Kini, doaku setiap malam lebih panjang dari biasanya:  "Ya Allah, berkatilah usaha mereka. Jadikan tangan-tangan kecil ini jembatan bagi yang terpinggirkan. Buka pintu rezeki mereka seluas langit-Mu, agar setiap rupiah yang mereka hasilkan menjadi air yang menghidupi tanah-tandus keadilan.”

Aku tahu, jalan mereka masih terjal juga berliku-liku. Tapi dalam keramahan mereka yang memaksaku menerima kopi gratis, dalam tawa mereka yang tak pernah peduli usia, kau melihat benih-benih mukjizat.

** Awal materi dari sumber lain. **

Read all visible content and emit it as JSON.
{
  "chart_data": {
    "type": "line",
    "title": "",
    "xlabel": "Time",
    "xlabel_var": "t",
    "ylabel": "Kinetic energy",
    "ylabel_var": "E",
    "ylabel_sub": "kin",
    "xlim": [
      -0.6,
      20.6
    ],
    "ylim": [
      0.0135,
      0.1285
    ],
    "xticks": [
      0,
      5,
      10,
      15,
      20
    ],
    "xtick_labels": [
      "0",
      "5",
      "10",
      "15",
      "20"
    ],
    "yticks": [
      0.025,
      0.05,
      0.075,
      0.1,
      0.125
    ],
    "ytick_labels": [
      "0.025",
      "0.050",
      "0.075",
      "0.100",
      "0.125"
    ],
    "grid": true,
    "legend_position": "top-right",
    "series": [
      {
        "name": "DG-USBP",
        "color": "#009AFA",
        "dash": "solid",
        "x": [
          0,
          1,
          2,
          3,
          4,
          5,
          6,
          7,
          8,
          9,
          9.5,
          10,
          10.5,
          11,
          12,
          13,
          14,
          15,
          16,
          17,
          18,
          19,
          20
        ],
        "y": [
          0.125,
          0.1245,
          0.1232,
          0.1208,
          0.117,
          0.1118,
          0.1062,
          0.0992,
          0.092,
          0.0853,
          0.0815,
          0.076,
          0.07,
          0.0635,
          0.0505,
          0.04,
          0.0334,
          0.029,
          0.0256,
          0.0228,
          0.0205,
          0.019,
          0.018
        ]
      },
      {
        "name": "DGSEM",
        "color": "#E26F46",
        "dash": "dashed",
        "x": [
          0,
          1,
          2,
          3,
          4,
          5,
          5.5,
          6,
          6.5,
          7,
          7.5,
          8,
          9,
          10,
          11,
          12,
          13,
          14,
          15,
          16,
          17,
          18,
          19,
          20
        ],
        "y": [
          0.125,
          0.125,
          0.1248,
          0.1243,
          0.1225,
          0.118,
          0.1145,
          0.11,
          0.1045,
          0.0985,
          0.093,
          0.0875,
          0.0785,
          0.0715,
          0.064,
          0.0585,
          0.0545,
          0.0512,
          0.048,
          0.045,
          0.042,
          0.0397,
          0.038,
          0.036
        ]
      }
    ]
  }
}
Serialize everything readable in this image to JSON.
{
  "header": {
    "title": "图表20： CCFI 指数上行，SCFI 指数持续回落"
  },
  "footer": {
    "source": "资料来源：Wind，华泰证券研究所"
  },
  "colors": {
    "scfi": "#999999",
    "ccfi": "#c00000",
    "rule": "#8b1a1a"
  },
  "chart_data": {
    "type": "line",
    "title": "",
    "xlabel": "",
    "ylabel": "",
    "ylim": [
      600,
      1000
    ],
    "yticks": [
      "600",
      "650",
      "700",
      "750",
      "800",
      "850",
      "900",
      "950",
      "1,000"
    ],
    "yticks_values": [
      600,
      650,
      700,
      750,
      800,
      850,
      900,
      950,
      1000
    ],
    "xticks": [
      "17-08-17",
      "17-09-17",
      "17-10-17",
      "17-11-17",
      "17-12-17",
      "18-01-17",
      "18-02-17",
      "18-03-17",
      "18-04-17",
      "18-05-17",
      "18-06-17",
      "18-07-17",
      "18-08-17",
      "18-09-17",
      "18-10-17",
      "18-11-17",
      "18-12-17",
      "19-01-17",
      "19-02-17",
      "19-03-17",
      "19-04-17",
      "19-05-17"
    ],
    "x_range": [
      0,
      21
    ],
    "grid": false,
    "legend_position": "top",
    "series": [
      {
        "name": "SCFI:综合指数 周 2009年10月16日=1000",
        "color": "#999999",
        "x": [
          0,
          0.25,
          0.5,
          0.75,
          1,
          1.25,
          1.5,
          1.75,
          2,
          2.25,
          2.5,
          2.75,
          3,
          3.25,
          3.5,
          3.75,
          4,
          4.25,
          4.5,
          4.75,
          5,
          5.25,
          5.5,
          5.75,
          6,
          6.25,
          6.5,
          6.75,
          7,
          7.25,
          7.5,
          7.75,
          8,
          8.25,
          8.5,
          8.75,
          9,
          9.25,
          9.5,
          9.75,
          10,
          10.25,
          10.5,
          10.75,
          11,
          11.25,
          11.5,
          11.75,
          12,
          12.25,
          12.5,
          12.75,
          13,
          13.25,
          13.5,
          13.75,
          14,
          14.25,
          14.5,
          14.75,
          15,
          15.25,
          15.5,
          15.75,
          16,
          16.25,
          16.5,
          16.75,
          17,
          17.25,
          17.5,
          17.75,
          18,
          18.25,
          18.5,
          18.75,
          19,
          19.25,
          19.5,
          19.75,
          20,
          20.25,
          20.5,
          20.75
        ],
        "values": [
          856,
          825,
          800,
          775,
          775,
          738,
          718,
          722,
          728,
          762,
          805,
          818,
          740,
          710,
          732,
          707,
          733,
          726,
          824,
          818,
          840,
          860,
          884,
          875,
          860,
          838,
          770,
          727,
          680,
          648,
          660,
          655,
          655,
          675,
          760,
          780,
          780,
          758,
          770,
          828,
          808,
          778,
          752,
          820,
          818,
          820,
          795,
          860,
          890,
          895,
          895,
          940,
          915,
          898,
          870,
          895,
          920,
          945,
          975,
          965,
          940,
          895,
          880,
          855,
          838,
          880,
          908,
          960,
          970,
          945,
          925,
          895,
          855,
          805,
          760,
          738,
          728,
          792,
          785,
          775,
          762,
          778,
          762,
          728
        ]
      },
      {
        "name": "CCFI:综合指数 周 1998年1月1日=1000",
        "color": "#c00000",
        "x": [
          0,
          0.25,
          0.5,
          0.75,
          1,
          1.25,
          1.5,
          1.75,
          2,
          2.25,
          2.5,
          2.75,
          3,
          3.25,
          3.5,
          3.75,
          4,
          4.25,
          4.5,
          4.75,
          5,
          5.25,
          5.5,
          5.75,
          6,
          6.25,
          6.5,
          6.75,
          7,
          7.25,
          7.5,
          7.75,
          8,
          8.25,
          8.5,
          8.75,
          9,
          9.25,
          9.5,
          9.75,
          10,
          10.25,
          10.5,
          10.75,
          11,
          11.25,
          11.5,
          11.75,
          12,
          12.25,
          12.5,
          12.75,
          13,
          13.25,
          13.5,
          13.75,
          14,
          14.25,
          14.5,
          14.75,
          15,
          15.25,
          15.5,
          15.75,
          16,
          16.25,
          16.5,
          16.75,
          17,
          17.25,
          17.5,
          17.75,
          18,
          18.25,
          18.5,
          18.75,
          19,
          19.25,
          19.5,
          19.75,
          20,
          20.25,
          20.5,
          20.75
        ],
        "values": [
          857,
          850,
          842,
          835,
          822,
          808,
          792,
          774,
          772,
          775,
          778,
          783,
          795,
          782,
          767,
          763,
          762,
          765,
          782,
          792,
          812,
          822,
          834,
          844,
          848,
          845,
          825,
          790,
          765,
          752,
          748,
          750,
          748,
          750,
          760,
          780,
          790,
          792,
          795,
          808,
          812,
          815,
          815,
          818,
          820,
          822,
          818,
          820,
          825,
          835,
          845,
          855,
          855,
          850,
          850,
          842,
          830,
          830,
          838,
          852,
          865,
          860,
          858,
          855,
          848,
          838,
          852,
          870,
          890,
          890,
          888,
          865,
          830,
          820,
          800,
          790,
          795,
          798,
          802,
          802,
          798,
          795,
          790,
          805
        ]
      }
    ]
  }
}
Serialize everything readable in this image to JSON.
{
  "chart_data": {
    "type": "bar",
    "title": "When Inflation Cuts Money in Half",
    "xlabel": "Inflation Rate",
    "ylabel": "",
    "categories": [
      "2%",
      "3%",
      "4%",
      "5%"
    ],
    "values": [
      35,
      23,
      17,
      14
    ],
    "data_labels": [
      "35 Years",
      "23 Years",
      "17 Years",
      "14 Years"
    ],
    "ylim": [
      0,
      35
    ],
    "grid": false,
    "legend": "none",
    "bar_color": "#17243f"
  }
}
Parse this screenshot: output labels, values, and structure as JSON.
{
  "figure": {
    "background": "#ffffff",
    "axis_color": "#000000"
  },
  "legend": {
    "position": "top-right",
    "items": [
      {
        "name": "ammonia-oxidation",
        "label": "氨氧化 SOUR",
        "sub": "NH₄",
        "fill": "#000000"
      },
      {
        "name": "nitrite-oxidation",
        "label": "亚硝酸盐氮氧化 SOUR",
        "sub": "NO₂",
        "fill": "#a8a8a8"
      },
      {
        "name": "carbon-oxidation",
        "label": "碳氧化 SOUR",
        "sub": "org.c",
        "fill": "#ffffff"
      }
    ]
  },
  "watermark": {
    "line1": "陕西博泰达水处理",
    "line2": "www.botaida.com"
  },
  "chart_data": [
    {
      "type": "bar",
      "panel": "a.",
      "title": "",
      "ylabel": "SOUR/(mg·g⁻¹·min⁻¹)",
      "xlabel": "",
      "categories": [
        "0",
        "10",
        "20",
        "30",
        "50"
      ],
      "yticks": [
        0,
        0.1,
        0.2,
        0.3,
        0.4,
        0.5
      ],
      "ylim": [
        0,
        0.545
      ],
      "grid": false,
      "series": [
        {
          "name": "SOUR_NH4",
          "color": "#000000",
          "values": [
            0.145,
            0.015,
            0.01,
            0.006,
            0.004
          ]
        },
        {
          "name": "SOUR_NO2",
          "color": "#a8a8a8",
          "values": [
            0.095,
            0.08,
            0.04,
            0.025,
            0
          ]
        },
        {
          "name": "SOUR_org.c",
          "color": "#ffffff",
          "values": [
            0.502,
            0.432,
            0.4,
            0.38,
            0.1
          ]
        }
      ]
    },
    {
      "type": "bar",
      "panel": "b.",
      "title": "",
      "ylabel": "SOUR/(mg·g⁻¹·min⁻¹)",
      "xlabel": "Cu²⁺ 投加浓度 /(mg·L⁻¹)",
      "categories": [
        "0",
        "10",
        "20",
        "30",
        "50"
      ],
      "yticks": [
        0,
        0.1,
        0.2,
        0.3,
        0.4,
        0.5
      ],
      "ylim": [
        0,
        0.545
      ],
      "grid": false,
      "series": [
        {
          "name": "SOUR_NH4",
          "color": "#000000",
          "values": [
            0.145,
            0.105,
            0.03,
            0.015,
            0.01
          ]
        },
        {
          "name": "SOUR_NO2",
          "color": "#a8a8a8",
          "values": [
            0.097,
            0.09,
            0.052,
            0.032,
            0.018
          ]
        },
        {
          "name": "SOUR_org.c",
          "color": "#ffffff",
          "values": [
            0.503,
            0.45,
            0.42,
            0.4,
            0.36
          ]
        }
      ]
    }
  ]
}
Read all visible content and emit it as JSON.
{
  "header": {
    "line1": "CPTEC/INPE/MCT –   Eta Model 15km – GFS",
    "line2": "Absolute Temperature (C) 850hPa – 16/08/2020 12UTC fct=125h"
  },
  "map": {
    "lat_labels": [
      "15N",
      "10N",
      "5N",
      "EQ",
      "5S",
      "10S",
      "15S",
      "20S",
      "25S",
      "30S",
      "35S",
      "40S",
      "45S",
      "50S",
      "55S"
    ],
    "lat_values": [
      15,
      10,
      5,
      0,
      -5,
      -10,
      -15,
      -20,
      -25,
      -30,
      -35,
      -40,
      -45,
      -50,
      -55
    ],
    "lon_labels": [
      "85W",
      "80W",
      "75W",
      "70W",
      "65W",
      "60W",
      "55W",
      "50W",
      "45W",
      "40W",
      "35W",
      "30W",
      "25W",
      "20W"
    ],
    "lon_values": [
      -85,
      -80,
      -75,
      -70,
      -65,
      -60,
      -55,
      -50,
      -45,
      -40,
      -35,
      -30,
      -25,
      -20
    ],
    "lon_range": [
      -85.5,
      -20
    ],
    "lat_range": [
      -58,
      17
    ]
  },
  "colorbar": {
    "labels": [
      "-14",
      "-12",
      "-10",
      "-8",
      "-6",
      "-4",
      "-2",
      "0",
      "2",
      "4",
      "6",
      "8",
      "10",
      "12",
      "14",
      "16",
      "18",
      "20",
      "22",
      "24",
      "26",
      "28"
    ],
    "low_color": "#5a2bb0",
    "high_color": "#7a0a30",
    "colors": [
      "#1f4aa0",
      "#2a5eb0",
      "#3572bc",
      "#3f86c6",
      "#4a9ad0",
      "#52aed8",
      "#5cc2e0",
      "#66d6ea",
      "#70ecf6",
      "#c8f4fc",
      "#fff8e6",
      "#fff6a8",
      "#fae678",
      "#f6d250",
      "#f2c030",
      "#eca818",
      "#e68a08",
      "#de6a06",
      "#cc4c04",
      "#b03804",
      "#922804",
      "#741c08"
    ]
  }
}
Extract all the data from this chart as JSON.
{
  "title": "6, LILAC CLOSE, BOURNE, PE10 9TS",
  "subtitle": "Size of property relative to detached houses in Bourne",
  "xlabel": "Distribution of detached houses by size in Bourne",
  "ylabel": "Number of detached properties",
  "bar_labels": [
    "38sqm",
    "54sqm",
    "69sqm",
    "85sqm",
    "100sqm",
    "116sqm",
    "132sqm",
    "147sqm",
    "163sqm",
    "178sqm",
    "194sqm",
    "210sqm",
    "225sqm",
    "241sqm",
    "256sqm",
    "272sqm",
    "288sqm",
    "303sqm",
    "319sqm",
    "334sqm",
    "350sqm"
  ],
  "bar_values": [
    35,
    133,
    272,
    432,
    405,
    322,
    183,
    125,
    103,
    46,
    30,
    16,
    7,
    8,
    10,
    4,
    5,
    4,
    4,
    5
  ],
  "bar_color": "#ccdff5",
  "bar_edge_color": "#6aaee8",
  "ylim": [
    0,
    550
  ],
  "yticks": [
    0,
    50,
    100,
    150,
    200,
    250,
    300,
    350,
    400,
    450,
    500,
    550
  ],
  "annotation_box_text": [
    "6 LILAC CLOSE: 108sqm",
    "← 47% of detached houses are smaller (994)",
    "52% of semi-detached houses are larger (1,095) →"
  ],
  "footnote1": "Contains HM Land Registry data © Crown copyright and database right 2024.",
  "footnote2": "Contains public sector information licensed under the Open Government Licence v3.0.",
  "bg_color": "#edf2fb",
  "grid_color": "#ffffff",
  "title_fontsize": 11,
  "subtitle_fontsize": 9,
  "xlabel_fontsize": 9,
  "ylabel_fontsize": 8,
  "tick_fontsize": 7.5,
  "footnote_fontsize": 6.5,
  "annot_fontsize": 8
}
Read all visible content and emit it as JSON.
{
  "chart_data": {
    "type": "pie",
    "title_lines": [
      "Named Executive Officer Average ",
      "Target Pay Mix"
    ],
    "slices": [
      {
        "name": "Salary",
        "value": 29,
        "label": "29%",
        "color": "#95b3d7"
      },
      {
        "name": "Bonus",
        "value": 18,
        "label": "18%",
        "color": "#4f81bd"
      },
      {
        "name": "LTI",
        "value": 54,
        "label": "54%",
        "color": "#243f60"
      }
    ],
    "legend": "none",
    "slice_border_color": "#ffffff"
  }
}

Mereka mengingatkanku pada ayat:  "Dan tolong-menolonglah kamu dalam kebaikan dan ketakwaan.”(QS. Al-Māidah [5]: 2). 

Bahkan sebagai “Ustadz blue Jeans”, aku kini punya peran baru: menjadi saksi bahwa kebaikan tak pernah mati—ia hanya perlu ditemukan dalam bentuk yang tak terduga. Di sudut hati, aku yakin: inilah keluarga yang Allah simpan untukku di babak akhir hidup—keluarga yang tak terikat darah, tapi oleh iman, cita-cita, dan secangkir kopi yang selalu mereka seduhkan dengan tangan penuh hormat. 

Semoga Allah menaungi langkah mereka dengan rahmat-Nya. Menjadikan usaha kecil ini mercusuar bagi yang tersesat, dan mencatat setiap keringat mereka sebagai amal yang tak putus mengalir, hingga kelak di surga—tempat di mana tak ada lagi diskriminasi, hanya tawa yang menyatu dengan gemericik sungai kebaikan.